This shows that the before handler recorded the name of the module (nameModule) it is capturing provenance for, the data it received (“Dave”), and the time in ms. it received the data (1275087426937), while the after handler did the same.

Code Walkthrough

Implementing the provenance handler

The provenance handler in this sample writes its meta data to a file. As noted above, a provenance handler is created by extending the AbstractProvenanceHandler class:

public class FileProvenanceHandler extends AbstractProvenanceHandler {

The following is how our handleBefore and handleAfter methods are implemented:

	public void handleBefore(Serializable data, MifModuleMetadata moduleMetadata) {
		write("before", data, moduleMetadata);
	}
 
	public void handleAfter(Serializable data, MifModuleMetadata moduleMetadata) {
		write("after ", data, moduleMetadata);
	}

As you can see, these simply call a write() method that writes the metadata (name of the module, and time in milliseconds) to a file and is also implemented in this class:

	private void write(String prepend, Serializable data, MifModuleMetadata moduleMetadata) {
		String module = moduleMetadata.getName();
		long time = System.currentTimeMillis();
		System.out.println(prepend + " " + module + " at " + time);
 
		try {
			writer.write(prepend + " module: " + module + ". Data: [" + data.toString() + "] at " + time + NL);
			writer.flush();
		} 
		catch (IOException e) {
			throw new RuntimeException(e);
		}
	}

Constructing the pipeline

The HelloProvenanceDriver class constructs a pipeline which contains the nameModule from the hello world example:

MifModule nameModule = pipeline.addMifModule(HelloNameProcessor.class, "stdio://stdin?promptMessage=enter name: ", null);
nameModule.setName("nameModule");

Then, a MifProvenanceHandler is created and set on the nameModule:

MifProvenanceHandler provHandler = pipeline.addProvenanceHandler( new FileProvenanceHandler(provFile) );
nameModule.setProvenanceHandler(provHandler);

Then, the pipeline is started as normal – that's all there is to it.
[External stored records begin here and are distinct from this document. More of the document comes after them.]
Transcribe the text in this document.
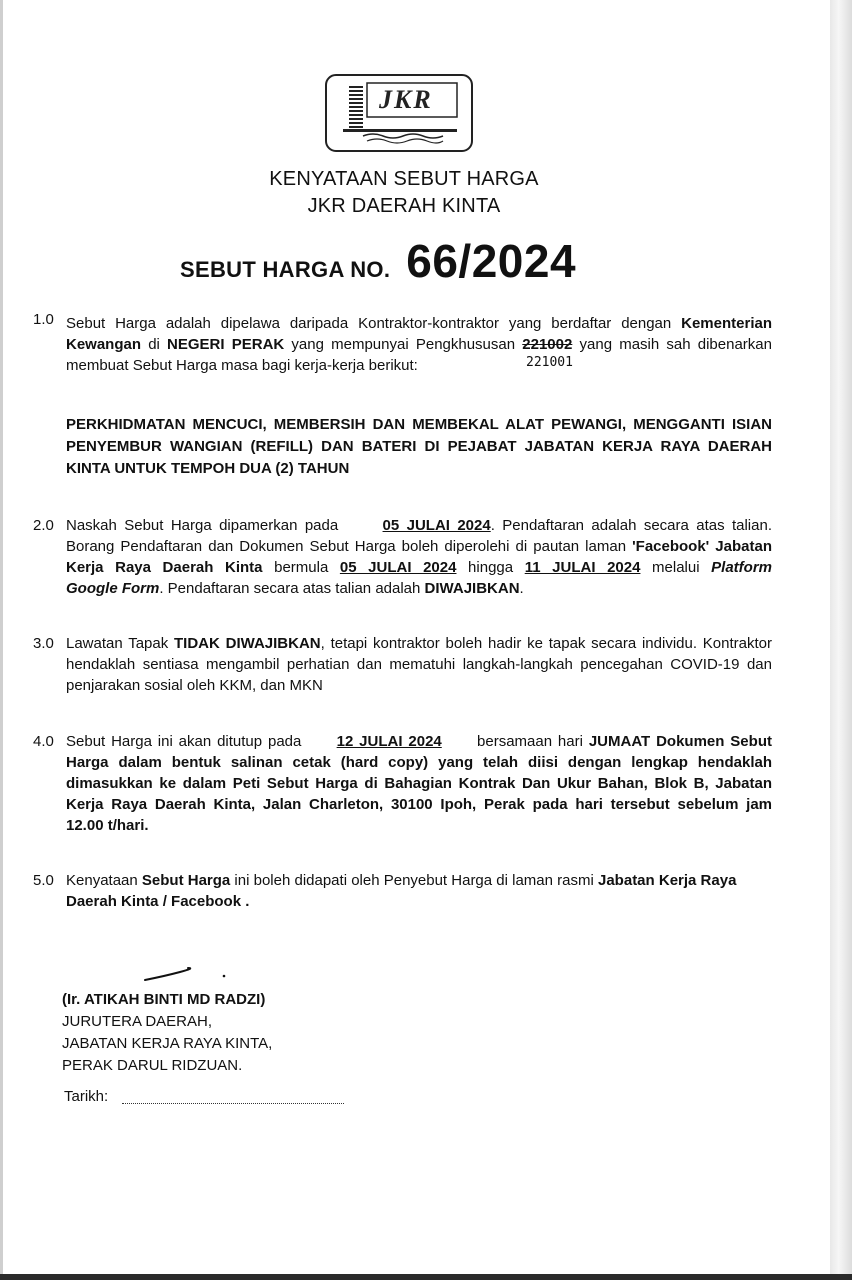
JKR
KENYATAAN SEBUT HARGA
JKR DAERAH KINTA
SEBUT HARGA NO. 66/2024
1.0 Sebut Harga adalah dipelawa daripada Kontraktor-kontraktor yang berdaftar dengan Kementerian
Kewangan di NEGERI PERAK yang mempunyai Pengkhususan 221002 yang masih sah dibenarkan
membuat Sebut Harga masa bagi kerja-kerja berikut:	221001
PERKHIDMATAN MENCUCI, MEMBERSIH DAN MEMBEKAL ALAT PEWANGI, MENGGANTI ISIAN
PENYEMBUR WANGIAN (REFILL) DAN BATERI DI PEJABAT JABATAN KERJA RAYA DAERAH
KINTA UNTUK TEMPOH DUA (2) TAHUN
2.0 Naskah Sebut Harga dipamerkan pada	05 JULAI 2024. Pendaftaran adalah secara atas talian.
Borang Pendaftaran dan Dokumen Sebut Harga boleh diperolehi di pautan laman 'Facebook' Jabatan
Kerja Raya Daerah Kinta bermula 05 JULAI 2024 hingga 11 JULAI 2024 melalui Platform
Google Form. Pendaftaran secara atas talian adalah DIWAJIBKAN.
3.0 Lawatan Tapak TIDAK DIWAJIBKAN, tetapi kontraktor boleh hadir ke tapak secara individu. Kontraktor
hendaklah sentiasa mengambil perhatian dan mematuhi langkah-langkah pencegahan COVID-19 dan
penjarakan sosial oleh KKM, dan MKN
4.0 Sebut Harga ini akan ditutup pada 12 JULAI 2024 bersamaan hari JUMAAT Dokumen Sebut
Harga dalam bentuk salinan cetak (hard copy) yang telah diisi dengan lengkap hendaklah
dimasukkan ke dalam Peti Sebut Harga di Bahagian Kontrak Dan Ukur Bahan, Blok B, Jabatan
Kerja Raya Daerah Kinta, Jalan Charleton, 30100 Ipoh, Perak pada hari tersebut sebelum jam
12.00 t/hari.
5.0 Kenyataan Sebut Harga ini boleh didapati oleh Penyebut Harga di laman rasmi Jabatan Kerja Raya
Daerah Kinta / Facebook .
(Ir. ATIKAH BINTI MD RADZI)
JURUTERA DAERAH,
JABATAN KERJA RAYA KINTA,
PERAK DARUL RIDZUAN.
Tarikh:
Endpoint Provenance Handler

In addition to user-created provenance handlers, MIF also includes a predefined handler which simply intercepts a module's data before and after a processor is called, sending the data to an arbitrary endpoint. This opens up the possibility of handling provenance on a remote machine or creating entire provenance processing pipelines.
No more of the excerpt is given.